Il se déduit de ces circonstances que les conditions légales du maintien de la mesure sont réunies au regard de l’article L. 3212-1 du code de la santé publique sus-cité.
Il y a lieu d’adopter pour le surplus les motifs pertinents relevés par le premier juge et de confirmer l’ordonnance critiquée.
PAR CES MOTIFS
Le magistrat délégué du premier président, statuant en dernier ressort, par décision réputée contradictoire mise à disposition au greffe,
CONFIRME l’ordonnance du juge de première instance,
LAISSE les dépens à la charge de l’Etat.
Ordonnance rendue le 30 avril 2026 par mise à disposition au greffe de la cour, les parties en ayant été préalablement avisées dans les conditions prévues au deuxième alinéa de l’article 450 du code de procédure civile.
LE GREFFIER LE MAGISTRAT DÉLÉGUÉ
Notification ou avis fait à :
X patient à l’hôpital
ou/et ' par LRAR à son domicile
X avocat du patient
X directeur de l’hôpital
X tiers par LS
' préfet de police
' avocat du préfet
' tuteur / curateur par LRAR
X Parquet près la cour d’appel de Paris
AVIS IMPORTANTS :
Je vous informe qu’en application de l’article R.3211-23 du code de la santé publique, cette ordonnance n’est pas susceptible d’opposition.

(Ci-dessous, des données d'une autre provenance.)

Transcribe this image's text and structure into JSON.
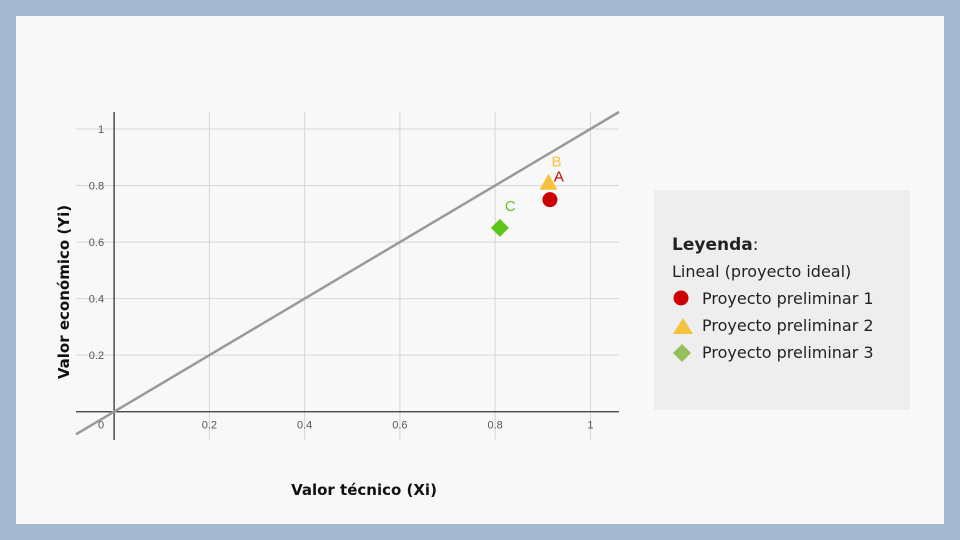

La seule voie de recours ouverte aux parties est le pourvoi en cassation . Il doit être introduit dans le délai de 2 mois à compter de la présente notification, par l’intermédiaire d’un avocat au Conseil d’Etat et à la Cour de cassation.
Le pourvoi en cassation est une voie extraordinaire de recours qui exclut un nouvel examen des faits ; il a seulement pour objet de faire vérifier par la Cour de Cassation si la décision rendue est conforme aux textes législatifs en vigueur.
Ce délai est augmenté d’un mois pour les personnes qui demeurent dans un département ou territoire d’outre-mer et de deux mois pour celles qui demeurent à l’étranger.